I laugh and set my end down, too. “Come on. Seriously. We only have a few minutes.”
Chance’s expression sobers. “Until what?”
“Until midnight, genius.”
“And at midnight, what’s the ritual? You’re supposed to kiss the person you want to be with the next year or something?” He studies me, and I can’t make my voice cooperate, so I only stare back. Chance hmms. “In that case…I’m right where I want to be.”
I’m not laughing anymore. In fact, every one of my gut instincts is telling me I ought to be dashing up those stairs right now, cooler be damned. I should be there with Rachael.
So why am I still standing here, staring at him dumbly like I have no idea what he’s talking about? Like we haven’t been dancing around something neither of us has named ever since we came back into each other’s lives?
No, longer than that. Even back when we were kids. When he kissed me. When he slept in my bed and I’d wake up to his hand on my chest, his head on my shoulder. On Christmas, when his lips brushed my jaw in that little intimate way, like it was a secret just for us.
My throat is dry. This big, empty, decaying room feels too small for the two of us and everything we have not said or done.
“We should go…”
Chance gets to his feet and steps not over the cooler, but onto it, putting him several inches taller than me. My eyes are level with his chest. His hands brace against my shoulders. This is something I need to run from. And I can’t. I can’t, I can’t.
Chance asks, “What time is it?”
It takes everything for me to pull out my phone so we can both see the screen. It’s 11:59. Chance nods.
“Acceptable,” he says, prodding my face to look up at him.
Then he kisses me.
I saw it coming. I knew it would happen. Yet I’m stunned into silence, into stillness, with any capability I ever had of rational thought right out the door. His mouth is soft and his lips are salty from the ocean air, and even if they’re cold, his tongue is warm, and a hundred thousand memories of summers long past come rushing back all at once.
Chance, with a broken arm, trying to wade around in the creek while keeping his cast above water, until I scooped h
im up and let him ride on my shoulders.
The three of us dressing up, makeup and all, to perform plays for Dad.
Lying out beneath the stars while Chance recites stories we’ve heard a hundred times and still love.

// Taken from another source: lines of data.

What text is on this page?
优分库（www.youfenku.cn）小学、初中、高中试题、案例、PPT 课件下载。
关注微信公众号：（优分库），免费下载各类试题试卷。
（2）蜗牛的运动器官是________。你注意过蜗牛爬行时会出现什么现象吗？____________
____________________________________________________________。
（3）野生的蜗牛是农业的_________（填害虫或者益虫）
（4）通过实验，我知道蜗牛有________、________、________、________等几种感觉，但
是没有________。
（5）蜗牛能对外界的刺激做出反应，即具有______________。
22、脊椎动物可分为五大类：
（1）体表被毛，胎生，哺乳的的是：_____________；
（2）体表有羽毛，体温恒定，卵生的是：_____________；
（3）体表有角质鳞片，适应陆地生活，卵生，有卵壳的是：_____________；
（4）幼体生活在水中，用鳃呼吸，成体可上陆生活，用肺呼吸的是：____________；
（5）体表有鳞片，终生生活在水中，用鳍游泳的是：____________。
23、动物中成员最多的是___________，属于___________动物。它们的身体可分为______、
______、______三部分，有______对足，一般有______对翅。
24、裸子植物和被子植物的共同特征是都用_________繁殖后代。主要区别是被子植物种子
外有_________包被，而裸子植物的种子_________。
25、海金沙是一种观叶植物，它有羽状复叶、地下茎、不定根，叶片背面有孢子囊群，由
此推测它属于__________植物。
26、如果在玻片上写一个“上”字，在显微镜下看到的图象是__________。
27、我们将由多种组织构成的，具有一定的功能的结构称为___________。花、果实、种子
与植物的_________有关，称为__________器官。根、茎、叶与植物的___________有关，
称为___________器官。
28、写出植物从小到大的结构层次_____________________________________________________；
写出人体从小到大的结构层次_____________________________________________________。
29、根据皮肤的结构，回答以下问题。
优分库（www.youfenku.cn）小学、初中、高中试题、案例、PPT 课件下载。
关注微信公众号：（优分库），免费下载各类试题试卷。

Chance, going on about how his parents are rich, how they love him, how he has plans to attend a fancy college in Greece—or London, or Rome, or Japan—after high school.

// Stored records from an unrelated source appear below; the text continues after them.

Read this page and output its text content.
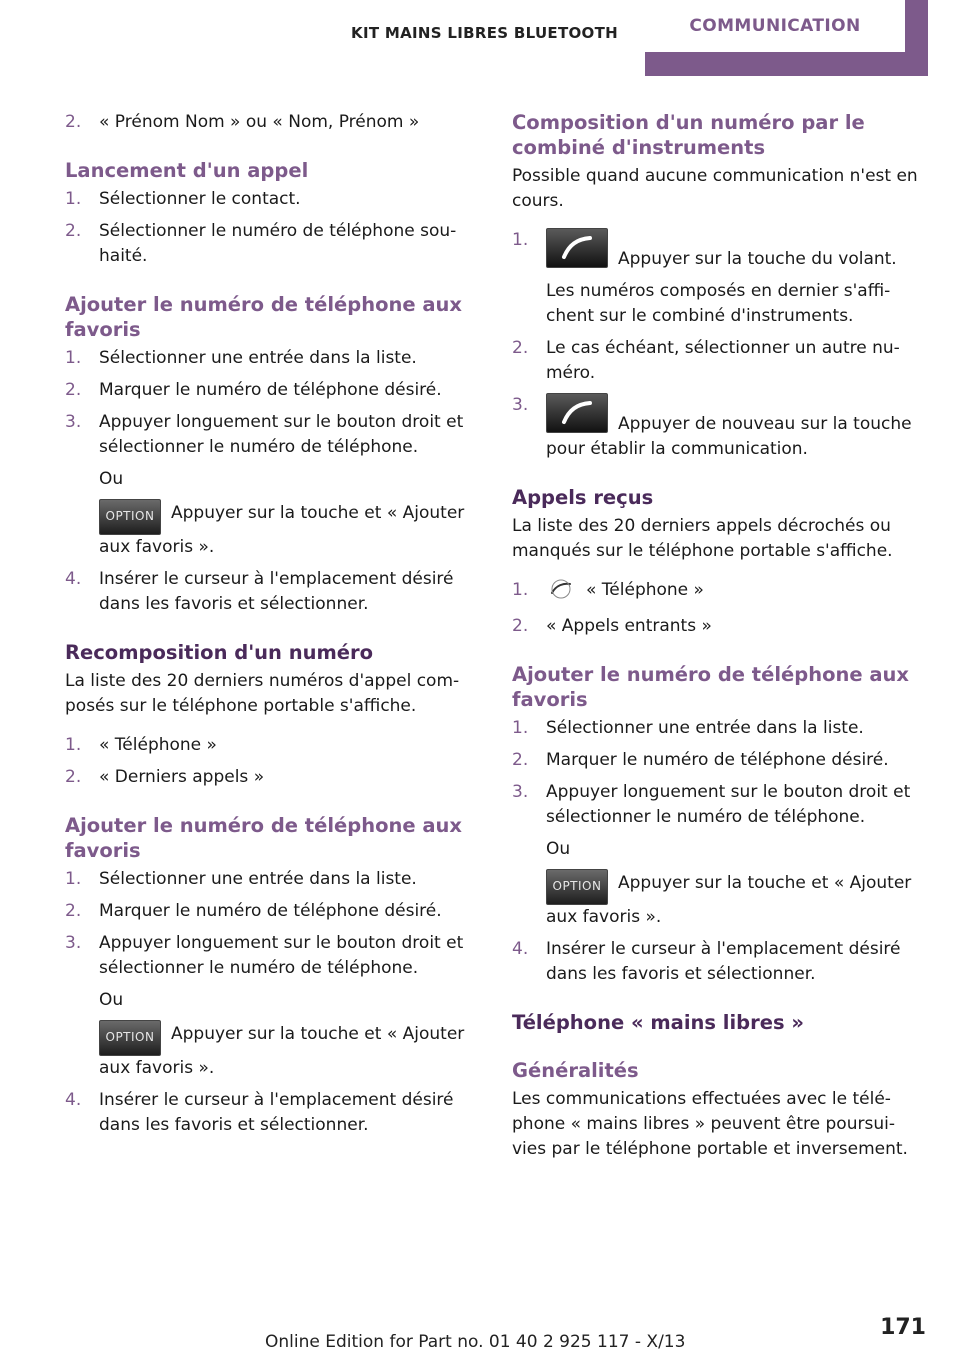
KIT MAINS LIBRES BLUETOOTH	COMMUNICATION
2. « Prénom Nom » ou « Nom, Prénom »
Lancement d'un appel
1. Sélectionner le contact.
2. Sélectionner le numéro de téléphone sou‐haité.
Ajouter le numéro de téléphone aux favoris
1. Sélectionner une entrée dans la liste.
2. Marquer le numéro de téléphone désiré.
3. Appuyer longuement sur le bouton droit et sélectionner le numéro de téléphone.
Ou
OPTION Appuyer sur la touche et « Ajouter aux favoris ».
4. Insérer le curseur à l'emplacement désiré dans les favoris et sélectionner.
Recomposition d'un numéro

La liste des 20 derniers numéros d'appel com‐posés sur le téléphone portable s'affiche.

1. « Téléphone »
2. « Derniers appels »
Ajouter le numéro de téléphone aux favoris
1. Sélectionner une entrée dans la liste.
2. Marquer le numéro de téléphone désiré.
3. Appuyer longuement sur le bouton droit et sélectionner le numéro de téléphone.
Ou
OPTION Appuyer sur la touche et « Ajouter aux favoris ».
4. Insérer le curseur à l'emplacement désiré dans les favoris et sélectionner.
Composition d'un numéro par le combiné d'instruments

Possible quand aucune communication n'est en cours.

1.
Appuyer sur la touche du volant.
Les numéros composés en dernier s'affi‐chent sur le combiné d'instruments.
2. Le cas échéant, sélectionner un autre nu‐méro.
3.
Appuyer de nouveau sur la touche pour établir la communication.
Appels reçus

La liste des 20 derniers appels décrochés ou manqués sur le téléphone portable s'affiche.

1.	« Téléphone »
2. « Appels entrants »
Ajouter le numéro de téléphone aux favoris
1. Sélectionner une entrée dans la liste.
2. Marquer le numéro de téléphone désiré.
3. Appuyer longuement sur le bouton droit et sélectionner le numéro de téléphone.
Ou
OPTION Appuyer sur la touche et « Ajouter aux favoris ».
4. Insérer le curseur à l'emplacement désiré dans les favoris et sélectionner.
Téléphone « mains libres »
Généralités

Les communications effectuées avec le télé‐phone « mains libres » peuvent être poursui‐vies par le téléphone portable et inversement.

171
Online Edition for Part no. 01 40 2 925 117 - X/13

Chance, pointing out the constellation of Draco and telling me, Dragons don’t kidnap princesses or set fire to villages. They’re noble. Honorable. Worshipped, in many countries. Dragons protect.
I think of the constellation on his back while my hand touches it through his shirt, and I wonder if he had that in mind when he got it. Dragons protect. Something secret and hidden to protect him when he needed it most, because nothing else could.
Then I hear something overhead. A laugh. A shout. Whooping and hollering and Happy New Year and I remember the world isn’t about Chance and me. There’s a girl upstairs I should be kissing at midnight. Not this boy, who keeps his secrets locked away so carefully, who lies about stupid, little things just because he can, and who breaks my heart every time he does.
I jerk away, not knowing if I’m more horrified with him for kissing me, or me for kissing back, even if only for a moment.
“You shouldn’t have done that,” I manage, taking two, three, four steps away. “Why did you… I have a girlfriend.”
Chance’s expression darkens. “Oh, please.”
“I do.” My voice cracks.
“You aren’t in love with her.”
“You don’t know that!”
He crosses his arms and hops off the cooler. “Are you?”
I open my mouth. Close it again. Rachael is someone I care about. Someone I’d never want to hurt. On Christmas, it dawned on me just how badly my lack of trying had been hurting her, so I was putting forth the effort. Trying to reconnect. Trying to rediscover what it was that made me decide I wanted to date Rachael to begin with.